Interferon lambda genes encode cytokines classified as type III interferons, which are distantly related to type I interferons and the IL-10 family. Type III interferons are induced by viral infection and interact with a heterodimeric class II cytokine receptor that consists of interleukin 10 receptor, beta (IL10RB) and interferon lambda receptor 1 (IFNLR1) to signal via the JAK-STAT anti-viral pathway. [provided by RefSeq, Jul 2008].

== Hepatitis C ==

=== Variants moved to IFNL4 ===
In 2009 (i.e., before the discovery of IFNL4, results from genome wide association studies (GWAS) indicated that single-nucleotide polymorphisms (SNPs) lying near IFNL3 (rs12979860, rs8099917 and others) were strongly associated with response to pegylated interferon-α and ribavirin treatment for chronic hepatitis C, as well as spontaneous clearance of hepatitis C (HCV) infection. The gene then known as IL28B (now IFNL3) was the closest known gene at the time, so these genetic variants were called "IL28B variants." It was assumed that the observed associations reflected differences in the structure or regulation of that gene. However, discovery of IFNL4 revealed that the rs12979860 SNP is located within intron 1 of IFNL4, while rs8099917 lies in an intergenic region, but nearest to IFNL4.  The rs12979860 and rs8099917 SNPs are in high linkage disequilibrium with a variant of IFNL4 (IFNL4-ΔG/TT; rs368234815) that controls generation of the IFNL4 protein. IFNL4-ΔG/TT appears to be the functional polymorphism that accounts for GWAS associations of nearby SNPs with HCV clearance, and IFNL4-ΔG/TT was shown to have stronger statistical association with HCV clearance than that of rs12979860, especially in populations of African ancestry in which linkage disequilibrium between these variants is weaker than in other populations.
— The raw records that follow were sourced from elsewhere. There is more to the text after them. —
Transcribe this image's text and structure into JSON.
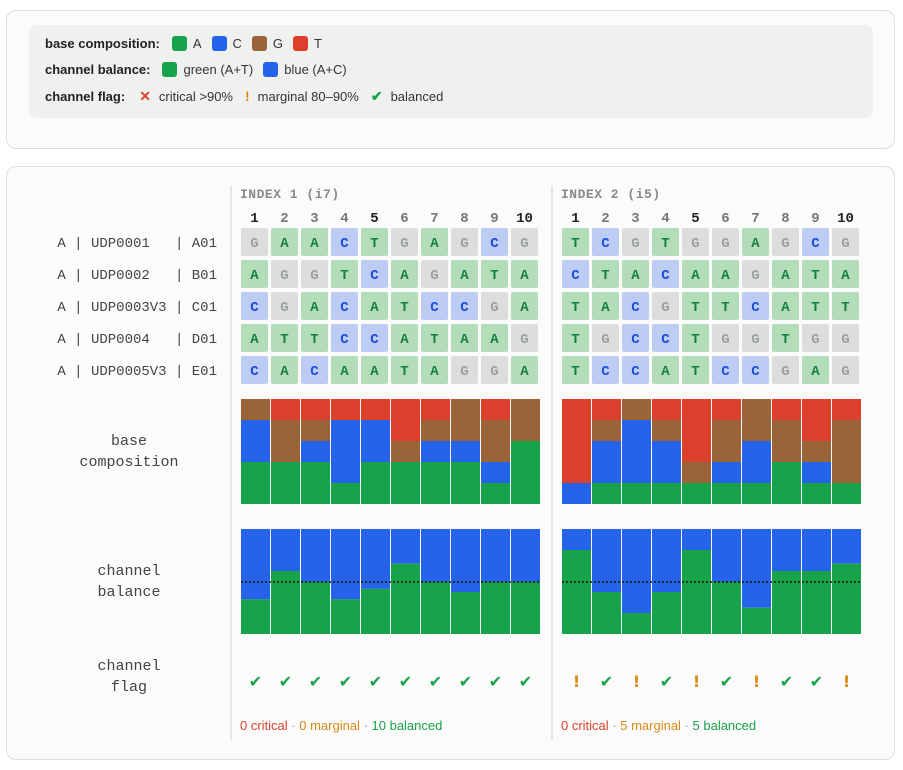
{
  "legend": {
    "base_composition": {
      "label": "base composition:",
      "items": [
        {
          "name": "A",
          "color": "#16a34a"
        },
        {
          "name": "C",
          "color": "#2563eb"
        },
        {
          "name": "G",
          "color": "#9a6438"
        },
        {
          "name": "T",
          "color": "#dc3f2c"
        }
      ]
    },
    "channel_balance": {
      "label": "channel balance:",
      "items": [
        {
          "name": "green (A+T)",
          "color": "#16a34a"
        },
        {
          "name": "blue (A+C)",
          "color": "#2563eb"
        }
      ]
    },
    "channel_flag": {
      "label": "channel flag:",
      "items": [
        {
          "symbol": "✕",
          "name": "critical >90%",
          "color": "#dc3f2c"
        },
        {
          "symbol": "!",
          "name": "marginal 80–90%",
          "color": "#d98a16"
        },
        {
          "symbol": "✔",
          "name": "balanced",
          "color": "#16a34a"
        }
      ]
    }
  },
  "row_labels": {
    "base_composition": [
      "base",
      "composition"
    ],
    "channel_balance": [
      "channel",
      "balance"
    ],
    "channel_flag": [
      "channel",
      "flag"
    ]
  },
  "chart_data": {
    "type": "heatmap",
    "samples": [
      "A | UDP0001   | A01",
      "A | UDP0002   | B01",
      "A | UDP0003V3 | C01",
      "A | UDP0004   | D01",
      "A | UDP0005V3 | E01"
    ],
    "positions": [
      1,
      2,
      3,
      4,
      5,
      6,
      7,
      8,
      9,
      10
    ],
    "bold_positions": [
      1,
      5,
      10
    ],
    "indexes": [
      {
        "title": "INDEX 1 (i7)",
        "sequences": [
          "GAACTGAGCG",
          "AGGTCAGATA",
          "CGACATCCGA",
          "ATTCCATAAG",
          "CACAATAGGA"
        ],
        "composition": [
          {
            "A": 0.4,
            "C": 0.4,
            "G": 0.2,
            "T": 0.0
          },
          {
            "A": 0.4,
            "C": 0.0,
            "G": 0.4,
            "T": 0.2
          },
          {
            "A": 0.4,
            "C": 0.2,
            "G": 0.2,
            "T": 0.2
          },
          {
            "A": 0.2,
            "C": 0.6,
            "G": 0.0,
            "T": 0.2
          },
          {
            "A": 0.4,
            "C": 0.4,
            "G": 0.0,
            "T": 0.2
          },
          {
            "A": 0.4,
            "C": 0.0,
            "G": 0.2,
            "T": 0.4
          },
          {
            "A": 0.4,
            "C": 0.2,
            "G": 0.2,
            "T": 0.2
          },
          {
            "A": 0.4,
            "C": 0.2,
            "G": 0.4,
            "T": 0.0
          },
          {
            "A": 0.2,
            "C": 0.2,
            "G": 0.4,
            "T": 0.2
          },
          {
            "A": 0.6,
            "C": 0.0,
            "G": 0.4,
            "T": 0.0
          }
        ],
        "green_fraction": [
          0.33,
          0.6,
          0.5,
          0.33,
          0.43,
          0.67,
          0.5,
          0.4,
          0.5,
          0.5
        ],
        "flags": [
          "balanced",
          "balanced",
          "balanced",
          "balanced",
          "balanced",
          "balanced",
          "balanced",
          "balanced",
          "balanced",
          "balanced"
        ],
        "summary": {
          "critical": "0 critical",
          "marginal": "0 marginal",
          "balanced": "10 balanced",
          "sep": " · "
        }
      },
      {
        "title": "INDEX 2 (i5)",
        "sequences": [
          "TCGTGGAGCG",
          "CTACAAGATA",
          "TACGTTCATT",
          "TGCCTGGTGG",
          "TCCATCCGAG"
        ],
        "composition": [
          {
            "A": 0.0,
            "C": 0.2,
            "G": 0.0,
            "T": 0.8
          },
          {
            "A": 0.2,
            "C": 0.4,
            "G": 0.2,
            "T": 0.2
          },
          {
            "A": 0.2,
            "C": 0.6,
            "G": 0.2,
            "T": 0.0
          },
          {
            "A": 0.2,
            "C": 0.4,
            "G": 0.2,
            "T": 0.2
          },
          {
            "A": 0.2,
            "C": 0.0,
            "G": 0.2,
            "T": 0.6
          },
          {
            "A": 0.2,
            "C": 0.2,
            "G": 0.4,
            "T": 0.2
          },
          {
            "A": 0.2,
            "C": 0.4,
            "G": 0.4,
            "T": 0.0
          },
          {
            "A": 0.4,
            "C": 0.0,
            "G": 0.4,
            "T": 0.2
          },
          {
            "A": 0.2,
            "C": 0.2,
            "G": 0.2,
            "T": 0.4
          },
          {
            "A": 0.2,
            "C": 0.0,
            "G": 0.6,
            "T": 0.2
          }
        ],
        "green_fraction": [
          0.8,
          0.4,
          0.2,
          0.4,
          0.8,
          0.5,
          0.25,
          0.6,
          0.6,
          0.67
        ],
        "flags": [
          "marginal",
          "balanced",
          "marginal",
          "balanced",
          "marginal",
          "balanced",
          "marginal",
          "balanced",
          "balanced",
          "marginal"
        ],
        "summary": {
          "critical": "0 critical",
          "marginal": "5 marginal",
          "balanced": "5 balanced",
          "sep": " · "
        }
      }
    ],
    "balance_reference": 0.5
  },
  "colors": {
    "A": "#16a34a",
    "C": "#2563eb",
    "G": "#9a6438",
    "T": "#dc3f2c",
    "tile_A": "#b3dcb8",
    "tile_C": "#bcccf2",
    "tile_G": "#dddddd",
    "tile_T": "#b3dcb8",
    "text_A": "#15803d",
    "text_C": "#1d4ed8",
    "text_G": "#9aa09a",
    "text_T": "#15803d",
    "flag_balanced": "#16a34a",
    "flag_marginal": "#d98a16",
    "flag_critical": "#dc3f2c"
  },
  "flag_symbols": {
    "balanced": "✔",
    "marginal": "!",
    "critical": "✕"
  }
}
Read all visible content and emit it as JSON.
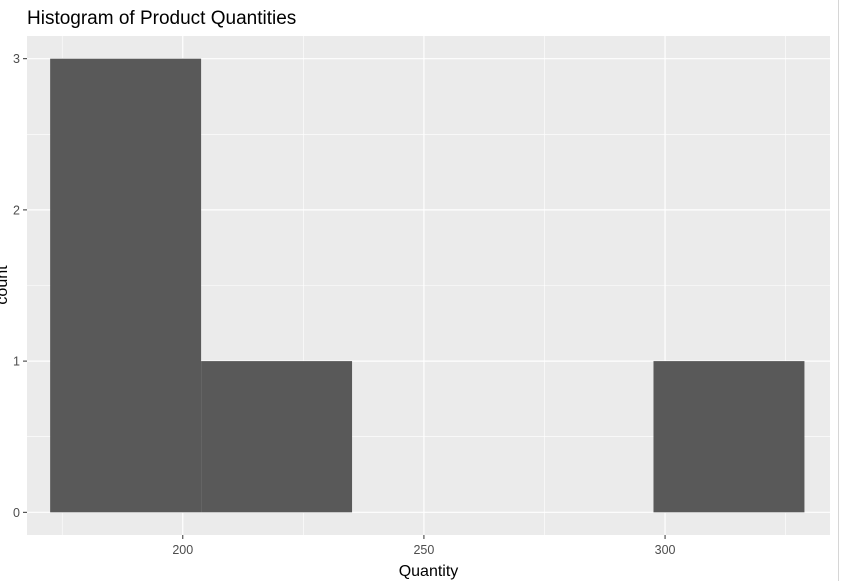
{
  "chart_data": {
    "type": "bar",
    "title": "Histogram of Product Quantities",
    "xlabel": "Quantity",
    "ylabel": "count",
    "xlim": [
      167.7,
      334.2
    ],
    "ylim": [
      -0.15,
      3.15
    ],
    "x_ticks": [
      200,
      250,
      300
    ],
    "y_ticks": [
      0,
      1,
      2,
      3
    ],
    "bins": [
      {
        "x0": 172.5,
        "x1": 203.8,
        "count": 3
      },
      {
        "x0": 203.8,
        "x1": 235.1,
        "count": 1
      },
      {
        "x0": 235.1,
        "x1": 266.4,
        "count": 0
      },
      {
        "x0": 266.4,
        "x1": 297.6,
        "count": 0
      },
      {
        "x0": 297.6,
        "x1": 328.9,
        "count": 1
      }
    ],
    "bar_color": "#595959",
    "panel_color": "#ebebeb",
    "grid": true
  }
}
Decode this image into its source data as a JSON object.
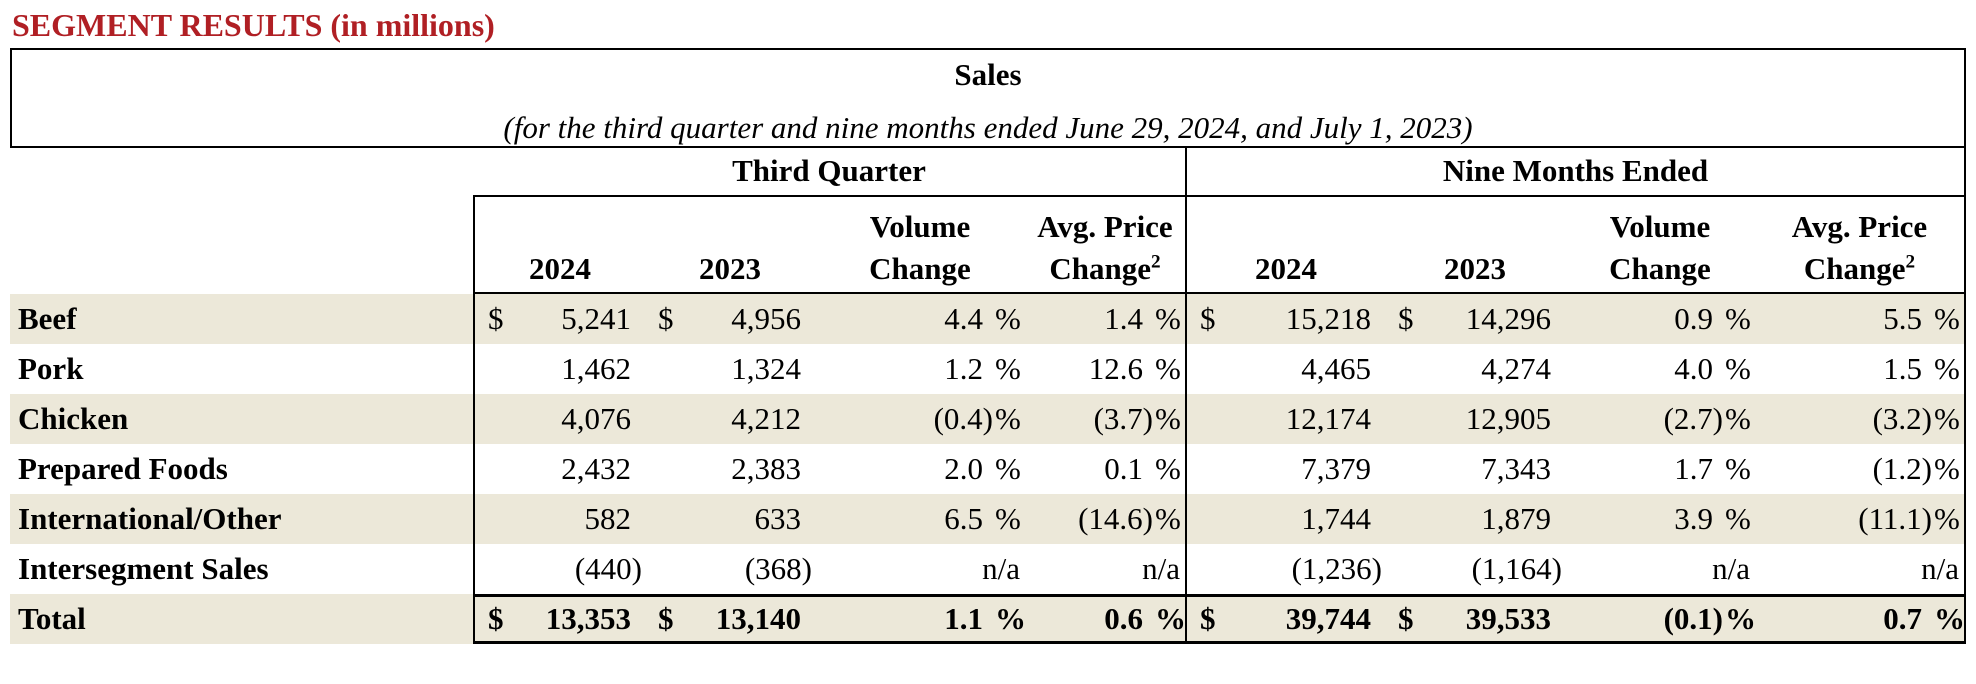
{
  "page_title": "SEGMENT RESULTS (in millions)",
  "colors": {
    "title_red": "#B01F24",
    "row_stripe": "#ECE8D9",
    "border_black": "#000000"
  },
  "table": {
    "title": "Sales",
    "subtitle": "(for the third quarter and nine months ended June 29, 2024, and July 1, 2023)",
    "sections": {
      "third_quarter": "Third Quarter",
      "nine_months": "Nine Months Ended"
    },
    "columns": {
      "y2024": "2024",
      "y2023": "2023",
      "volume_l1": "Volume",
      "volume_l2": "Change",
      "avg_l1": "Avg. Price",
      "avg_l2": "Change",
      "avg_sup": "2"
    },
    "dollar_sign": "$",
    "percent_sign": "%",
    "rows": [
      {
        "label": "Beef",
        "tq": {
          "cur2024": "$",
          "v2024": "5,241",
          "cur2023": "$",
          "v2023": "4,956",
          "vol": "4.4",
          "avg": "1.4"
        },
        "nm": {
          "cur2024": "$",
          "v2024": "15,218",
          "cur2023": "$",
          "v2023": "14,296",
          "vol": "0.9",
          "avg": "5.5"
        }
      },
      {
        "label": "Pork",
        "tq": {
          "cur2024": "",
          "v2024": "1,462",
          "cur2023": "",
          "v2023": "1,324",
          "vol": "1.2",
          "avg": "12.6"
        },
        "nm": {
          "cur2024": "",
          "v2024": "4,465",
          "cur2023": "",
          "v2023": "4,274",
          "vol": "4.0",
          "avg": "1.5"
        }
      },
      {
        "label": "Chicken",
        "tq": {
          "cur2024": "",
          "v2024": "4,076",
          "cur2023": "",
          "v2023": "4,212",
          "vol": "(0.4)",
          "avg": "(3.7)"
        },
        "nm": {
          "cur2024": "",
          "v2024": "12,174",
          "cur2023": "",
          "v2023": "12,905",
          "vol": "(2.7)",
          "avg": "(3.2)"
        }
      },
      {
        "label": "Prepared Foods",
        "tq": {
          "cur2024": "",
          "v2024": "2,432",
          "cur2023": "",
          "v2023": "2,383",
          "vol": "2.0",
          "avg": "0.1"
        },
        "nm": {
          "cur2024": "",
          "v2024": "7,379",
          "cur2023": "",
          "v2023": "7,343",
          "vol": "1.7",
          "avg": "(1.2)"
        }
      },
      {
        "label": "International/Other",
        "tq": {
          "cur2024": "",
          "v2024": "582",
          "cur2023": "",
          "v2023": "633",
          "vol": "6.5",
          "avg": "(14.6)"
        },
        "nm": {
          "cur2024": "",
          "v2024": "1,744",
          "cur2023": "",
          "v2023": "1,879",
          "vol": "3.9",
          "avg": "(11.1)"
        }
      },
      {
        "label": "Intersegment Sales",
        "tq": {
          "cur2024": "",
          "v2024": "(440)",
          "cur2023": "",
          "v2023": "(368)",
          "vol": "n/a",
          "avg": "n/a"
        },
        "nm": {
          "cur2024": "",
          "v2024": "(1,236)",
          "cur2023": "",
          "v2023": "(1,164)",
          "vol": "n/a",
          "avg": "n/a"
        }
      },
      {
        "label": "Total",
        "tq": {
          "cur2024": "$",
          "v2024": "13,353",
          "cur2023": "$",
          "v2023": "13,140",
          "vol": "1.1",
          "avg": "0.6"
        },
        "nm": {
          "cur2024": "$",
          "v2024": "39,744",
          "cur2023": "$",
          "v2023": "39,533",
          "vol": "(0.1)",
          "avg": "0.7"
        }
      }
    ]
  }
}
=== Actual IFNL3 variants ===
One possible functional variant in IFNL3 is the rs4803217 SNP, which lies in the 3' untranslated regulatory region. Substitution of guanine for the ancestral thymine at this site increases IFNL3 mRNA expression by decreasing mRNA degradation and HCV-induced microRNA binding and changes the RNA structure. High linkage disequilibrium exists between rs4803217 and the IFNL4-ΔG/TT variant. rs4803217 has been shown to associate with HCV clearance, however, that association appears to stem from linkage disequilibrium with IFNL4-ΔG/TT rather than a direct functional effect of the rs4803217 SNP itself.